I don't need an MRI scan to know that the prospect of Howard rooting anything out is not going to make me happy. The fact that the former inspector of schools, Chris Woodhead, is to be his chosen instrument in this rooting-out, a sort of human garden-fork, does not add to the appeal of the process. Woodhead is unhappiness made flesh. Anything much more distressed than his haircut is hard to imagine.

An ignoble thought, and we must move on. So what was meant by rooting out political correctness in schools? What needed to be forked? Woodhead gave the answers on the radio yesterday. First, lots more children must fail their exams. Too many are passing, and that's politically correct.

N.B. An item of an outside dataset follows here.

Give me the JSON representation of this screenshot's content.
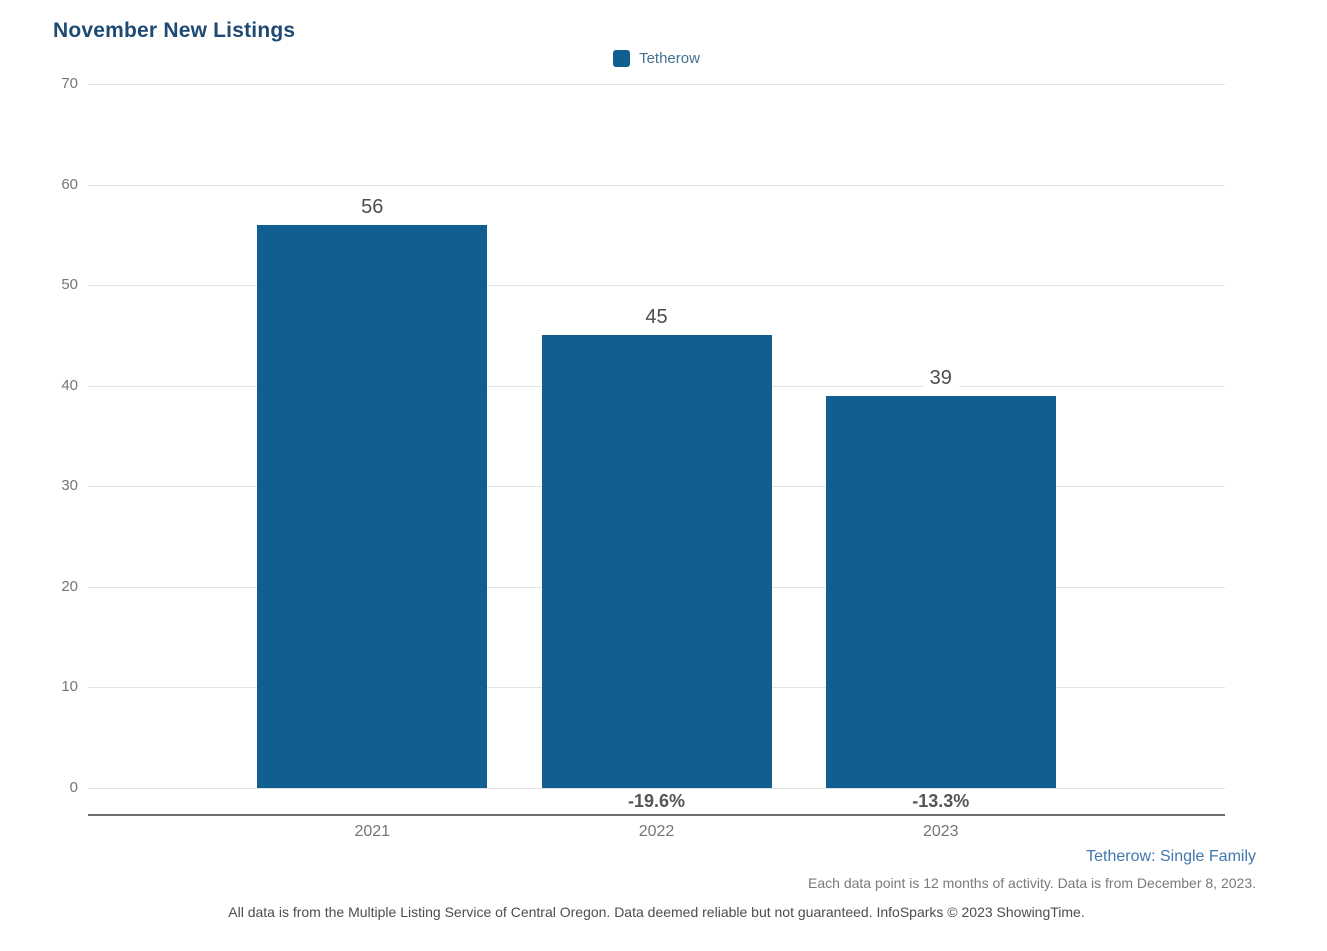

He will make exams much more difficult until an appropriate number of children have no chance of succeeding at anything, and that will improve things for everyone. Second, citizenship, with all that stuff about race and esteeming each other and health and sex education (most of it distressingly non-experiential), takes up too much time, when really all kids want is extra maths,writing and reading.

Finally, and - judging by his mighty emphasis, most importantly - too many pupils (I think he said 35%) didn't know that it was Sir Francis Drake who beat the Armada. Six per cent, he told John Humphrys, thought it was Gandalf. Pupils needed to know, he said, "The National Story". This is being put together right now under the aegis of the shadow education secretary, Tim Collins, to be entitled, presumably, The Approved Children's History of Britain.

If you see the connections between the two pieces on this page, then that's entirely deliberate. In the endless battle between modernity and tradition, it is tradition that is currently in vogue. Both Layard and Woodhead, in my view, yearn for lost days of simplicity, slowness and a society held together by buckets of social glue. And, as ever, there are some good arguments on their side.

My problem is that I do not want to live in that other, imagined place. I want mobility, diversity, surprise, respect for difference, Somalis, mohicans, an absence of fear, rude operas, emotional literacy, body-piercings and scepticism.